Das „Seelenschreiben“

Unsere innere Stimme drückt sich gerne beim Schreiben aus. Wenn wir sie einladen und ohne Absicht drauf los schreiben, ohne die Kontrolle über die Ergebnisse haben zu wollen, klappt es am besten. Wir laden unsere Seele ein, sich schreibend auszudrücken, ohne auf Satzstellung oder Form zu achten. Erlauben ihr, zu Wort zu kommen und lassen ihre Botschaft aus dem Stift oder der Tastatur fließen. Mit der Zeit gelingt das Schreiben immer besser und wird flüssiger. Wir müssen uns nur darin üben, den Kopf zurückzunehmen. Vielleicht will daraus sogar ein Seelentagebuch entstehen, ein Notizbuch, das alle deine Seelenbotschaften sammelt.

Das Beginnen fällt in der dunklen Zeit leichter. Wichtig dabei ist, dass du dir explizit Zeit dafür einräumst, auch wenn es nur ein paar Minuten sind, täglich oder auch wöchentlich. Indem du das Ritual regelmäßig zelebrierst, wird es mit der Zeit immer kraftvoller und deine innere Stimme darf dir mehr und mehr Botschaften deiner Seele übermitteln. Vielleicht schenkt sie dir kreative Ideen, die schon länger auf Verwirklichung warten!


Mit unserer Seele spazieren gehen

Im späten Herbst zieht sich die Lebenskraft in der Natur in die Erde zurück, Bäume verlieren ihr Laub, Tiere legen den Wintervorrat an oder bereiten sich auf den Winterschlaf vor. Die Natur macht es vor: auf eine Zeit der Aktivität im Außen im Sommer folgt mit dem Übergang vom Herbst in den Winter eine ruhige Zeit. Ein winterlicher Wald kann uns diese Ruhe wunderbar vermitteln. Alles ist still und nach innen gekehrt, es gibt nichts zu tun.

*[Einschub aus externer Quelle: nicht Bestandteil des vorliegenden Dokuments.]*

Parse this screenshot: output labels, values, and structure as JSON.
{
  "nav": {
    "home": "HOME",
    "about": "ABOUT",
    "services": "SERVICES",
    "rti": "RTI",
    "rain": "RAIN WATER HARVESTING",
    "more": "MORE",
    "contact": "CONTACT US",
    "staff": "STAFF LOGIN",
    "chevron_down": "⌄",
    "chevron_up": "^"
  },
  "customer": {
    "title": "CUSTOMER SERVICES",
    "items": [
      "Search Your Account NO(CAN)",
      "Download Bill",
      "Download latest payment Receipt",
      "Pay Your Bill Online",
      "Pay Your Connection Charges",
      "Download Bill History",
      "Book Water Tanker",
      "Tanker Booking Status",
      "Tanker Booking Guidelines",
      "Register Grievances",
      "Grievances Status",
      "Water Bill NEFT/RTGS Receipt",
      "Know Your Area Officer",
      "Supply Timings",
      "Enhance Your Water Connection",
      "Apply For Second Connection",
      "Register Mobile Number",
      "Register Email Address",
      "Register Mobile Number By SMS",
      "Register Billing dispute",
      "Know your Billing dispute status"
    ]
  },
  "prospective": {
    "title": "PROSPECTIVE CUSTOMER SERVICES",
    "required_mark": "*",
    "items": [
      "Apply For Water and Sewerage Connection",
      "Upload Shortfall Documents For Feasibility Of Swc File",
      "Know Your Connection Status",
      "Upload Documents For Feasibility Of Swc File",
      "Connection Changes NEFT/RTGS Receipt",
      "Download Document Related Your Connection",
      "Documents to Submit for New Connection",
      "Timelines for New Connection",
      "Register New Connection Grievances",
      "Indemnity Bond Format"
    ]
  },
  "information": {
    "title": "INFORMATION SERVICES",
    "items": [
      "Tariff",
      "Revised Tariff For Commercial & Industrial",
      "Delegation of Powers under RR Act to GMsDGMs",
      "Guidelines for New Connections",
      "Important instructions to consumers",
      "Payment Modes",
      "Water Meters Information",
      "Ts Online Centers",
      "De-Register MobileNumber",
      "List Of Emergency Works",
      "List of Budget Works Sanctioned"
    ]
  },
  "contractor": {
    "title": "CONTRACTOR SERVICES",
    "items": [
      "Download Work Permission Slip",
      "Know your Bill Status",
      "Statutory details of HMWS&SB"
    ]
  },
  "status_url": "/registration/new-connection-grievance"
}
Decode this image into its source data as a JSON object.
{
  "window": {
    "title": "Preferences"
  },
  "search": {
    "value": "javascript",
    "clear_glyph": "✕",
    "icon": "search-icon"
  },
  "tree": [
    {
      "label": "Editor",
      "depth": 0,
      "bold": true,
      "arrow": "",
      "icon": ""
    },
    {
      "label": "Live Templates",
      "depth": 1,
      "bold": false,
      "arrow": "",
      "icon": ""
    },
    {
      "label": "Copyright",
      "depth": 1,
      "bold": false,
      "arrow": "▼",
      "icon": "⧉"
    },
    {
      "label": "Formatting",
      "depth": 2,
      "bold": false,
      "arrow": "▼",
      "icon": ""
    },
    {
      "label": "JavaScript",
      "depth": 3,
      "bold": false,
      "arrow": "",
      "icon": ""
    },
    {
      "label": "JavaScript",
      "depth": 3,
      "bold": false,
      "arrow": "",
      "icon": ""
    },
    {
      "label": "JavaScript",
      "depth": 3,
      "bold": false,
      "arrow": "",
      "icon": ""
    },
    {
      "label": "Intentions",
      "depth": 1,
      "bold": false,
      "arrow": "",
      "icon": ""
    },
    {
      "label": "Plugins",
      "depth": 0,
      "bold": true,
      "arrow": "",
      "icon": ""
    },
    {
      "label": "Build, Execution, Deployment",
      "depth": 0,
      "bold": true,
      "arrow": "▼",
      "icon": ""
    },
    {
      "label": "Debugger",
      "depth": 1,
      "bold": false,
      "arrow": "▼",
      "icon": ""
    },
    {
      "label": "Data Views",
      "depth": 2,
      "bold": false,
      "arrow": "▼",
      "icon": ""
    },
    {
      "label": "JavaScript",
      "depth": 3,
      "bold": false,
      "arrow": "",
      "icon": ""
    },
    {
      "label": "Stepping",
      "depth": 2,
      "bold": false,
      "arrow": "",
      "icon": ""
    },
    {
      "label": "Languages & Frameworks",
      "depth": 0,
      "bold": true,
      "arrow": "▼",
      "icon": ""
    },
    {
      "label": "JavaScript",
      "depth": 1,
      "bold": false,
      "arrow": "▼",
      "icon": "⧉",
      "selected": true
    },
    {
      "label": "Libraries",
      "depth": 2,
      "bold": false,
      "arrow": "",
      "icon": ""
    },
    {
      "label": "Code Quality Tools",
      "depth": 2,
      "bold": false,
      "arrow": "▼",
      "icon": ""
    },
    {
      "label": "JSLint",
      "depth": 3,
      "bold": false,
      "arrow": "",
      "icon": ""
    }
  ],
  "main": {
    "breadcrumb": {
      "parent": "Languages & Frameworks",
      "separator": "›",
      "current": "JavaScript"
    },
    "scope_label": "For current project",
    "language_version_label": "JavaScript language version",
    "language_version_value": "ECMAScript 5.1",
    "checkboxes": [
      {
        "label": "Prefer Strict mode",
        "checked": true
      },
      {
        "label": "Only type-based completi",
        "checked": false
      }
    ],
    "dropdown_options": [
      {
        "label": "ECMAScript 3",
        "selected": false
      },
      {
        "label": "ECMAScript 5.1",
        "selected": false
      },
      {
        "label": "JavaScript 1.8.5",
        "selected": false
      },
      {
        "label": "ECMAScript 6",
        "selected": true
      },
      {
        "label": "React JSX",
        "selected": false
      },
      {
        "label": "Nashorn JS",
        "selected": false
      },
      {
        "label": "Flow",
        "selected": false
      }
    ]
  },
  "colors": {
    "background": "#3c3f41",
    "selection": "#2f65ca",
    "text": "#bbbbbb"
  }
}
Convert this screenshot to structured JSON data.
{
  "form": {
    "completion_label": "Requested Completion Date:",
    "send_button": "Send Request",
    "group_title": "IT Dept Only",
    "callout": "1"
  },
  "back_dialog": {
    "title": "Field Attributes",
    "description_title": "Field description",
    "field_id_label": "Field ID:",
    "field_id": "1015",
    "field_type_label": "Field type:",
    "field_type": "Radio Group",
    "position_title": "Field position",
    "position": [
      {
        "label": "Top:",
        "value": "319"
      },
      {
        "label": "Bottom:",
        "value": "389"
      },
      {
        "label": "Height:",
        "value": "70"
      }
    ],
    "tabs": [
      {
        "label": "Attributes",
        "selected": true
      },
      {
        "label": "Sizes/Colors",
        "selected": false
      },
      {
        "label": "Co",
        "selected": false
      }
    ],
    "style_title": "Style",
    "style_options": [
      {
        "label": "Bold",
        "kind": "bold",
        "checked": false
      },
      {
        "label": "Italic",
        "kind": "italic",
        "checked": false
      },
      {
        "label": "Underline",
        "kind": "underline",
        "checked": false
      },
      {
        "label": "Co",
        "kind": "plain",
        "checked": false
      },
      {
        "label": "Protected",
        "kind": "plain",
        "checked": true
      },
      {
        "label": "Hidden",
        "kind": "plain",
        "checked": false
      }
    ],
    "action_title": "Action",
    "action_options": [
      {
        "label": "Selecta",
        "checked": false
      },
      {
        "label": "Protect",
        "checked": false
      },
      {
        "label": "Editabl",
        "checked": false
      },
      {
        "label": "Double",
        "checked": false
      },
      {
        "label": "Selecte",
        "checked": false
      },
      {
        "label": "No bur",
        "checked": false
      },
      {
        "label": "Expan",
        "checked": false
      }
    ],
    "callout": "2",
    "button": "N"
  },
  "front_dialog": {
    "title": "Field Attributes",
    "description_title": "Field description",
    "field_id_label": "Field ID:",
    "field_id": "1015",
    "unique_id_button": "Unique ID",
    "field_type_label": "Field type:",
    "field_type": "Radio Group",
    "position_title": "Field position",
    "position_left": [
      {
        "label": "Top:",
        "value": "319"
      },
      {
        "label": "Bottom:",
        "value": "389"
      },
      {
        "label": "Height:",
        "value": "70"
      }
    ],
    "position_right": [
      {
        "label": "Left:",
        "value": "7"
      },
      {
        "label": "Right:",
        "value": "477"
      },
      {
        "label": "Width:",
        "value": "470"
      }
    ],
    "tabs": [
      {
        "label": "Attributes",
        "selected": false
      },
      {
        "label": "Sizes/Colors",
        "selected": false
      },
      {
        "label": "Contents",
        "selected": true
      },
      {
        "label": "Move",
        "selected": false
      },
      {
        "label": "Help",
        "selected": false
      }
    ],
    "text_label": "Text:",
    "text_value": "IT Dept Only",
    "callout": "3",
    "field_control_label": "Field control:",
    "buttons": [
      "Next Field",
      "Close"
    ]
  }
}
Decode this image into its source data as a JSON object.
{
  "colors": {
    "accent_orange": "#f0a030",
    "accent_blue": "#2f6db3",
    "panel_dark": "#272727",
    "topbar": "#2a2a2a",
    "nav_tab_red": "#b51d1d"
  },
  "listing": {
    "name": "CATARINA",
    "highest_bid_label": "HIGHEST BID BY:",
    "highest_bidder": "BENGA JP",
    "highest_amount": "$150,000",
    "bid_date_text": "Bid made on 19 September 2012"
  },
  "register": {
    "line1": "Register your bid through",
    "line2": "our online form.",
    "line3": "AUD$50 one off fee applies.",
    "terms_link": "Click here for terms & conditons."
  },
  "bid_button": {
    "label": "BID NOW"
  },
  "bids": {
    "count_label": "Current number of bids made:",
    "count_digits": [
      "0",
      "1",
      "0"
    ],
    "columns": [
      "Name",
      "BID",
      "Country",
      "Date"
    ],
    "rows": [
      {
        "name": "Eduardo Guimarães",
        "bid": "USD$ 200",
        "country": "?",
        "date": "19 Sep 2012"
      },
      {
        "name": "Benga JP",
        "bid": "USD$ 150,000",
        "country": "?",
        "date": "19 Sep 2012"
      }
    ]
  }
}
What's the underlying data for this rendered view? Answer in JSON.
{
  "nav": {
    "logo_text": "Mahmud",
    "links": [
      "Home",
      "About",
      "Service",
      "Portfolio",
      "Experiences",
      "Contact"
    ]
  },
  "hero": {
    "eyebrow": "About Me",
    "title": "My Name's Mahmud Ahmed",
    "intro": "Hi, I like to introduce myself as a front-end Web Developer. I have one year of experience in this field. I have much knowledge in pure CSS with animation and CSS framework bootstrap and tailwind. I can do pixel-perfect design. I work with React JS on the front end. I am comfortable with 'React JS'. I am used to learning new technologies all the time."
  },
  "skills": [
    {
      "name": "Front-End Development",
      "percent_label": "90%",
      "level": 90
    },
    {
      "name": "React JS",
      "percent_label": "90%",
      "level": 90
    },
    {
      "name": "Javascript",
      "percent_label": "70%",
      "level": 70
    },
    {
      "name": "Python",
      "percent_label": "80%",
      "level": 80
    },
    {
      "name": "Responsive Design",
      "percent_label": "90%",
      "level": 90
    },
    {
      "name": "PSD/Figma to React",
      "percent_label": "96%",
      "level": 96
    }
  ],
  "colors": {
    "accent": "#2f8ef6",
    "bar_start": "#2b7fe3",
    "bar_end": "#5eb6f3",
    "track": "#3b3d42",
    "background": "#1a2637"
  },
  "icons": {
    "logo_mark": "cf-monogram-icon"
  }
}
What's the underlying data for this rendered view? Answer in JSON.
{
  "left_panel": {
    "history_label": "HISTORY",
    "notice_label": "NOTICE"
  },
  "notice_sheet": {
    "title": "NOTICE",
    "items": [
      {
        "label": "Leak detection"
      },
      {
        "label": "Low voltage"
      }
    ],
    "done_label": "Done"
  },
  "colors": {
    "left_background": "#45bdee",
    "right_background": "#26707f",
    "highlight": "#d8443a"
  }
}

Eine schöne Gelegenheit, um die Seele zu Wort kommen zu lassen, bietet der Aufenthalt in der unberührten Natur. Dort, wo Bäume, Pflanzen und Tiere in Harmonie leben, darf sich unsere Seele ganz weit ausdehnen und regenerieren. Es muss nicht gleich eine Medizinwanderung sein, auch ein einfacher Spaziergang, wo wir in uns gehen und unsere Seele einladen, zu uns zu sprechen, entfaltet diese Wirkung. Sobald unser Kopf ausgelüftet ist und auf Entspannung umschaltet, können wir die Botschaften empfangen. Manchmal sind es klare Botschaften, dann wieder Begegnungen mit Tieren oder Symbole, die uns ins Auge springen.


Unsere Seele spricht gerne zu uns, wenn wir sie dazu einladen, einen Raum schaffen und ihr zuhören! Es liegt ein großer Segen in dieser Verbindung, die uns gut durch die Wandelzeit bringen kann.